The number of Norwegians who are converting to Islam has doubled in the past ten years.
Karima Solberg says that the newest trend is for more ethnic Norwegian boys to convert, and that friendship gets them interested in Islam. Solberg, who converted to Islam 20 years ago and is a former board member of the Islamic Council of Norway, teaches about Islam in Norwegian in the mosque "Det Islamske Forbund" in Oslo.
Several years ago most converts were 18-20 years old, but now its often younger people, between 14 and 16. During the last Ramadan in September, a group of about ten young teenagers visited the mosque together with young Muslim friends.
Several posts on the islam.no site are written by Norwegian converts in their early teens, who write that they don't dare tell their parents that they have begun to fast and pray to Allah. Solberg says she has recently met a Nowegian girl who told her that she snuck out to Friday prayers with the hijab hidden in her bag.
Norwegian teenagers can choose their own religion after they're 15. Before that their parents decide in which religious community to sign them up. But Solberg says that there's no age limit for converting. A 14 year old can be old enough to make such a decision even if he must be 15 for officially changing religion.
Converting to Islam through friends is common in France, the Western European country with the most converts (about 100,000). So called "Islam de copin" or "buddy-Islam" has also increased in Sweden and Denmark in the past few years while the trend is newer and the numbers lower in Norway.
Det Islamske Forbund has two study groups about Islam in Norwegian, where especially many converts go. The community has about 200 ethnic Norwegian who have converted.
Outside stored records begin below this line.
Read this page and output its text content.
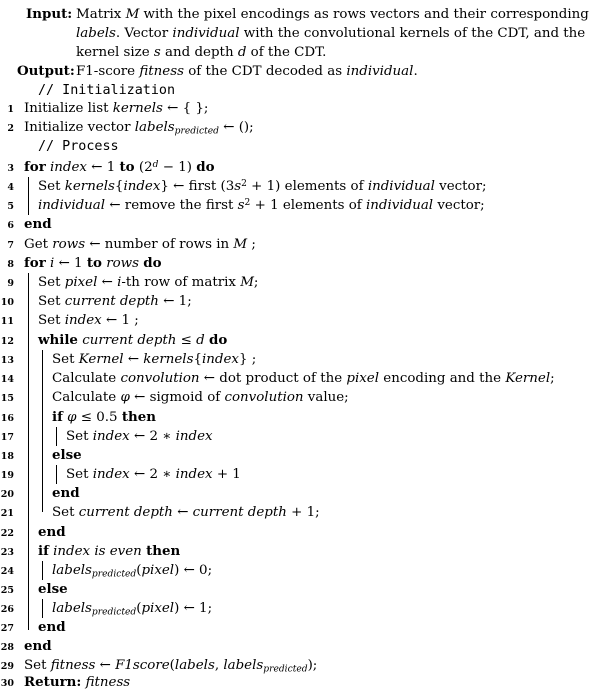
Input: Matrix M with the pixel encodings as rows vectors and their corresponding
labels. Vector individual with the convolutional kernels of the CDT, and the
kernel size s and depth d of the CDT.
Output: F1-score fitness of the CDT decoded as individual.
// Initialization
1 Initialize list kernels ← { };
2 Initialize vector labels$_{predicted}$ ← ();
// Process
3 for index ← 1 to $(2^d - 1)$ do
4 Set kernels{index} ← first $(3s^2 + 1)$ elements of individual vector;
5 individual ← remove the first $s^2 + 1$ elements of individual vector;
6 end
7 Get rows ← number of rows in M ;
8 for i ← 1 to rows do
9 Set pixel ← i-th row of matrix M;
10 Set current depth ← 1;
11 Set index ← 1 ;
12 while current depth ≤ d do
13	Set Kernel ← kernels{index} ;
14	Calculate convolution ← dot product of the pixel encoding and the Kernel;
15	Calculate φ ← sigmoid of convolution value;
16	if φ ≤ 0.5 then
17	Set index ← 2 ∗ index
18	else
19	Set index ← 2 ∗ index + 1
20	end
21	Set current depth ← current depth + 1;
22 end
23 if index is even then
24	labels$_{predicted}$(pixel) ← 0;
25 else
26	labels$_{predicted}$(pixel) ← 1;
27 end
28 end
29 Set fitness ← F1score(labels, labels$_{predicted}$);
30 Return: fitness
Manager Basim Ghozlan says that there aren't that many, but that the number is increasing, especially in the past three years. Friendship between Muslims and non-Muslims is one reason, but also the general focus on Islam in the media has contributed to increased interest.
Religion historian Kargi Vogt, one of Norway's top experts on Islam estimates there's about 1,000 ethnic Norwegian converts to Islam. There are no accurate surveys, but several experts think the number has at least doubled since 1995, when a study showed there were about 500 ethnic Norwegian Muslims. There are no exact numbers about how many 14-15 year old had converted.
The interest is increasing. Even if the news about Islam often has negative connotations and deals with themes such as honor murder, terrorism and war in the Middle East, the focus brings many ethnic Norwegian to begin to learn more about Islam. They then find another side of the religion. Even if "buddy-Islam" is increasing, Vogt thinks that group where conversion had increased the most in the past few years are students and others who have read about Islam and so look up the Muslim community.
Mariam Javed, head of the Muslims student society, says that she knows many ethnic Norwegian who converted in the past few years. They become interested through friendship with Muslims. It's inspiring, since converts often learn more about the religion than those who have inherited Islam.
In the past it's been mostly Norwegian women who became Muslims after a love relationship to Muslim man. Converting due to marriage is still the most extensive.
The two movements who attract the most new Muslims in Europe are the Sufi, spiritual movement and the more radical Muslim communities, says Kari Vogt. In Denmark 'new Muslims' are among the most extreme. A smaller group of converts had terror plans, and a larger group was very active in the demonstrations against the Muhammad cartoons.
Vogt says that in Norway only a few are attracted by radical communities, but a small number are attracted by radical groups.
Last week Norwegian security service (PST) head Jørn Holme warned against extreme Muslims who are trying to recruit youth to terrorism. But converts are not generally a concern for the PST. PST spokesperson Martin Bernsen says that religion is not their focus. For a convert to attract attention they must be planning serious crimes.